Shi Qinxin, Thornton Laura M, Kilshaw Robyn, Flatt Rachael E, Butner Jonathan E, Adamo Colin, Deboeck Pascal R, Baucom Brian R W, Tregarthen Jenna, Argue Stuart, Bulik Cynthia M
Department of Psychology, University of Utah.
Department of Psychiatry and Behavioral Sciences, Children's National Hospital, Washington, DC.
Clin Psychol Sci. 2025 May;13(3):558-581. doi: 10.1177/21677026241280728. Epub 2024 Dec 9.
In this study, we investigate using passive data, specifically, heart rate and actigraphy, for individuals with binge-type eating disorders such as bulimia nervosa (BN) and binge-eating disorder (BED). By applying dynamical-system theory and incorporating advancements in technology-based health care, we explored the relationship between passive data patterns as potential indicators of binge-eating episodes. Over 30 days, 1,019 participants with BN or BED symptoms used the Recovery Record app on iPhone and Apple Watches for real-time eating-behavior logging. Apple Watches simultaneously recorded heart rate and actigraphy. Results show no marked difference in heart and step averages 2 hr before a binge versus a control period. However, significant momentum and stability differences emerged when examining the changing dynamics leading up to a binge event. These findings suggest that the stability of step, rather than their average value, may serve as a detectable indicator of approaching binge events.

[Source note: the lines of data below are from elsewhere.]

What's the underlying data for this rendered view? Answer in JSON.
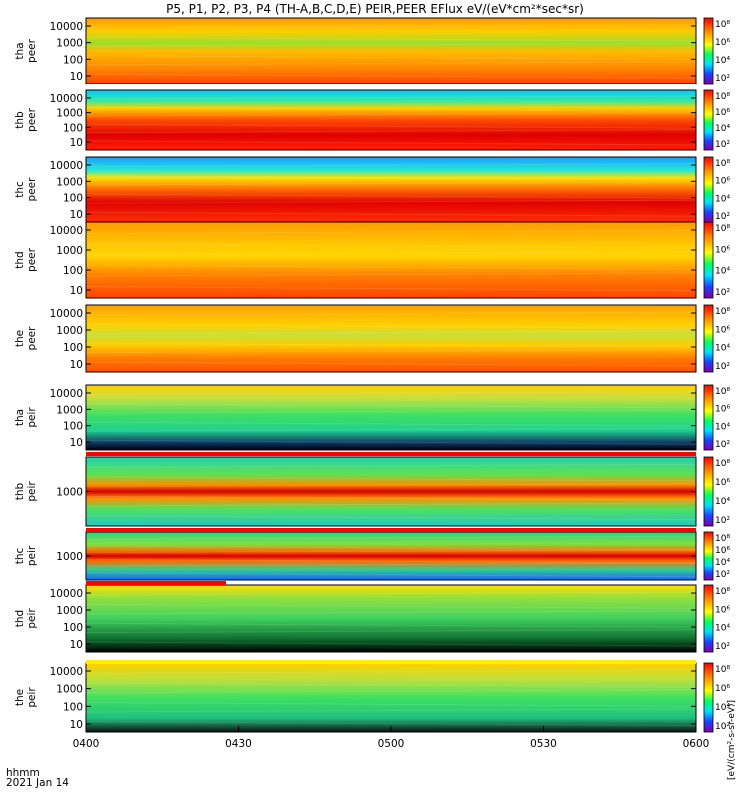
{
  "title": "P5, P1, P2, P3, P4 (TH-A,B,C,D,E) PEIR,PEER EFlux eV/(eV*cm²*sec*sr)",
  "x_axis": {
    "label_line1": "hhmm",
    "label_line2": "2021 Jan 14",
    "ticks": [
      "0400",
      "0430",
      "0500",
      "0530",
      "0600"
    ]
  },
  "colorbar_unit": "[eV/(cm²-s-sr-eV)]",
  "colorbar_ticks": [
    "10⁸",
    "10⁶",
    "10⁴",
    "10²"
  ],
  "chart_data": {
    "type": "heatmap",
    "x_range": [
      "0400",
      "0600"
    ],
    "colormap": "rainbow (blue-cyan-green-yellow-red)",
    "panels": [
      {
        "probe": "tha",
        "species": "peer",
        "label": [
          "tha",
          "peer"
        ],
        "y_ticks": [
          "10000",
          "1000",
          "100",
          "10"
        ],
        "scale": "log"
      },
      {
        "probe": "thb",
        "species": "peer",
        "label": [
          "thb",
          "peer"
        ],
        "y_ticks": [
          "10000",
          "1000",
          "100",
          "10"
        ],
        "scale": "log"
      },
      {
        "probe": "thc",
        "species": "peer",
        "label": [
          "thc",
          "peer"
        ],
        "y_ticks": [
          "10000",
          "1000",
          "100",
          "10"
        ],
        "scale": "log"
      },
      {
        "probe": "thd",
        "species": "peer",
        "label": [
          "thd",
          "peer"
        ],
        "y_ticks": [
          "10000",
          "1000",
          "100",
          "10"
        ],
        "scale": "log"
      },
      {
        "probe": "the",
        "species": "peer",
        "label": [
          "the",
          "peer"
        ],
        "y_ticks": [
          "10000",
          "1000",
          "100",
          "10"
        ],
        "scale": "log"
      },
      {
        "probe": "tha",
        "species": "peir",
        "label": [
          "tha",
          "peir"
        ],
        "y_ticks": [
          "10000",
          "1000",
          "100",
          "10"
        ],
        "scale": "log"
      },
      {
        "probe": "thb",
        "species": "peir",
        "label": [
          "thb",
          "peir"
        ],
        "y_ticks": [
          "1000"
        ],
        "scale": "log"
      },
      {
        "probe": "thc",
        "species": "peir",
        "label": [
          "thc",
          "peir"
        ],
        "y_ticks": [
          "1000"
        ],
        "scale": "log"
      },
      {
        "probe": "thd",
        "species": "peir",
        "label": [
          "thd",
          "peir"
        ],
        "y_ticks": [
          "10000",
          "1000",
          "100",
          "10"
        ],
        "scale": "log"
      },
      {
        "probe": "the",
        "species": "peir",
        "label": [
          "the",
          "peir"
        ],
        "y_ticks": [
          "10000",
          "1000",
          "100",
          "10"
        ],
        "scale": "log"
      }
    ]
  }
}
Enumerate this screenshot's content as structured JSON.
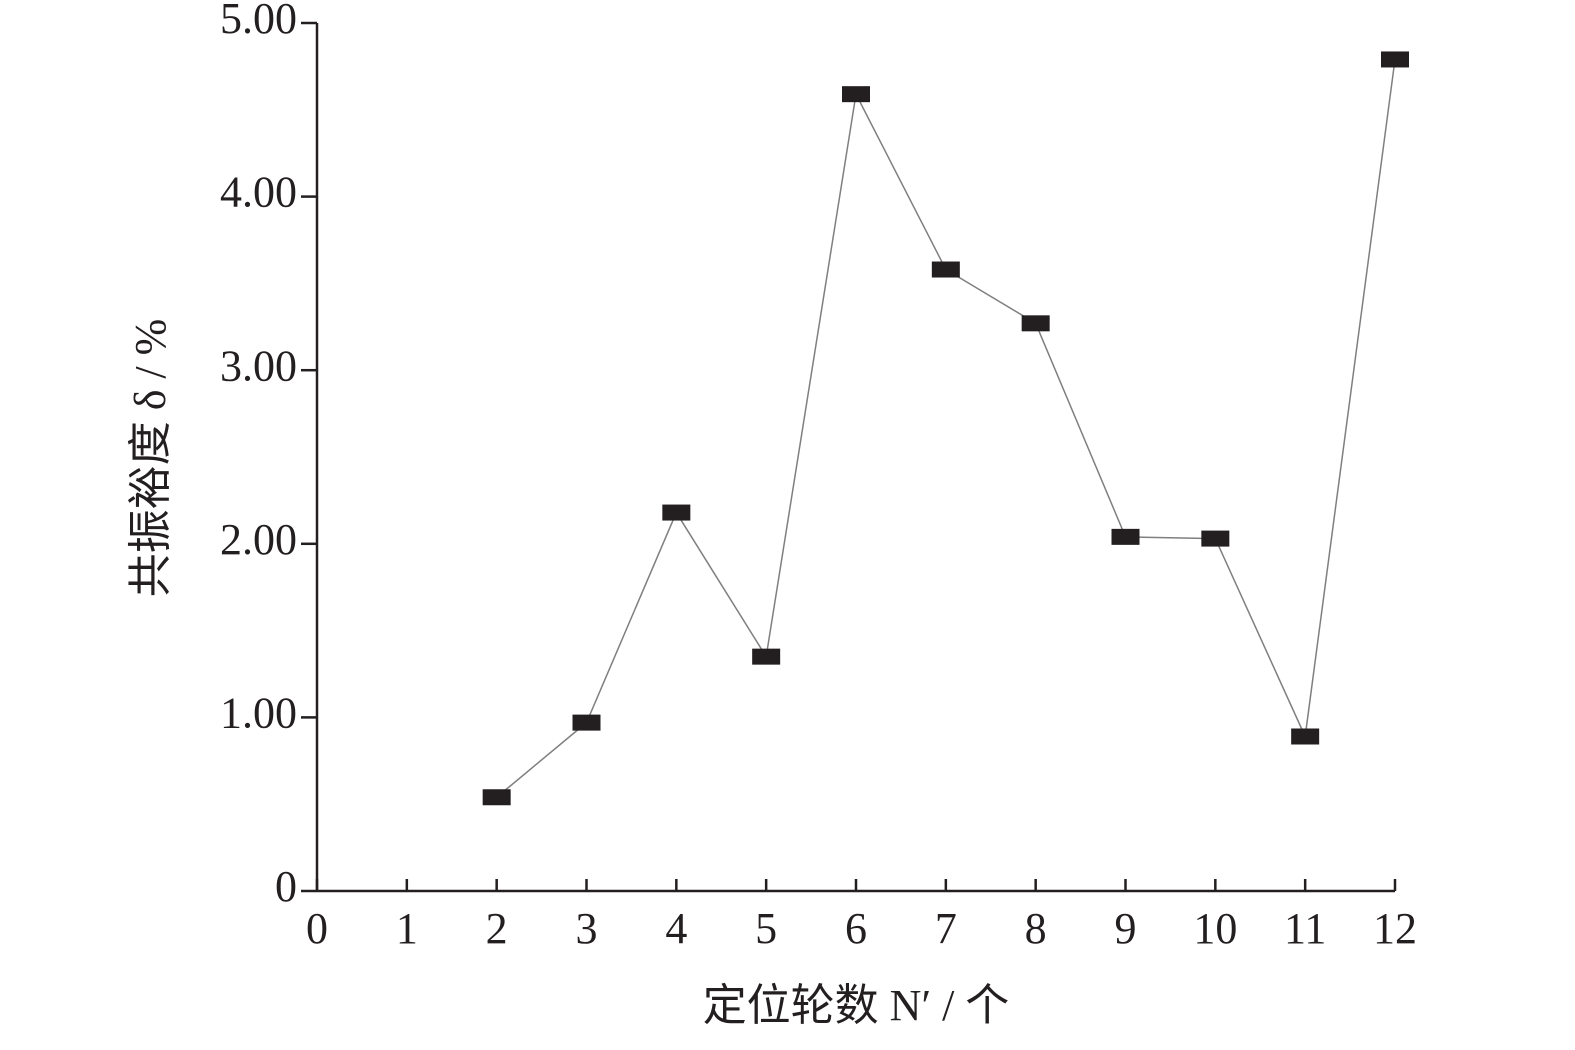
{
  "chart_data": {
    "type": "line",
    "x_label": "定位轮数 N′ / 个",
    "y_label": "共振裕度 δ / %",
    "x": [
      2,
      3,
      4,
      5,
      6,
      7,
      8,
      9,
      10,
      11,
      12
    ],
    "series": [
      {
        "color": "#231f20",
        "line_color": "#7f7f7f",
        "marker": "square",
        "values": [
          0.54,
          0.97,
          2.18,
          1.35,
          4.59,
          3.58,
          3.27,
          2.04,
          2.03,
          0.89,
          4.79
        ]
      }
    ],
    "xlim": [
      0,
      12
    ],
    "xticks": [
      0,
      1,
      2,
      3,
      4,
      5,
      6,
      7,
      8,
      9,
      10,
      11,
      12
    ],
    "ylim": [
      0,
      5
    ],
    "yticks": [
      0,
      {
        "value": 1,
        "label": "1.00"
      },
      {
        "value": 2,
        "label": "2.00"
      },
      {
        "value": 3,
        "label": "3.00"
      },
      {
        "value": 4,
        "label": "4.00"
      },
      {
        "value": 5,
        "label": "5.00"
      }
    ],
    "grid": false
  }
}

在本研究中,我们调查了如何使用被动数据,具体而言,即心率和活动记录仪数据,来研究患有暴食型饮食失调症的个体,如神经性贪食症(BN)和暴食症(BED)。通过应用动力系统理论并结合基于技术的医疗保健方面的进展,我们探索了被动数据模式作为暴食发作潜在指标之间的关系。在30天的时间里,1019名有BN或BED症状的参与者使用iPhone和Apple Watch上的Recovery Record应用程序进行实时饮食行为记录。Apple Watch同时记录心率和活动记录仪数据。结果显示,在暴食前2小时与对照期相比,心率和步数平均值没有显著差异。然而,在检查导致暴食事件的变化动态时,出现了显著的动量和稳定性差异。这些发现表明,步数的稳定性,而非其平均值,可能作为即将发生暴食事件的可检测指标。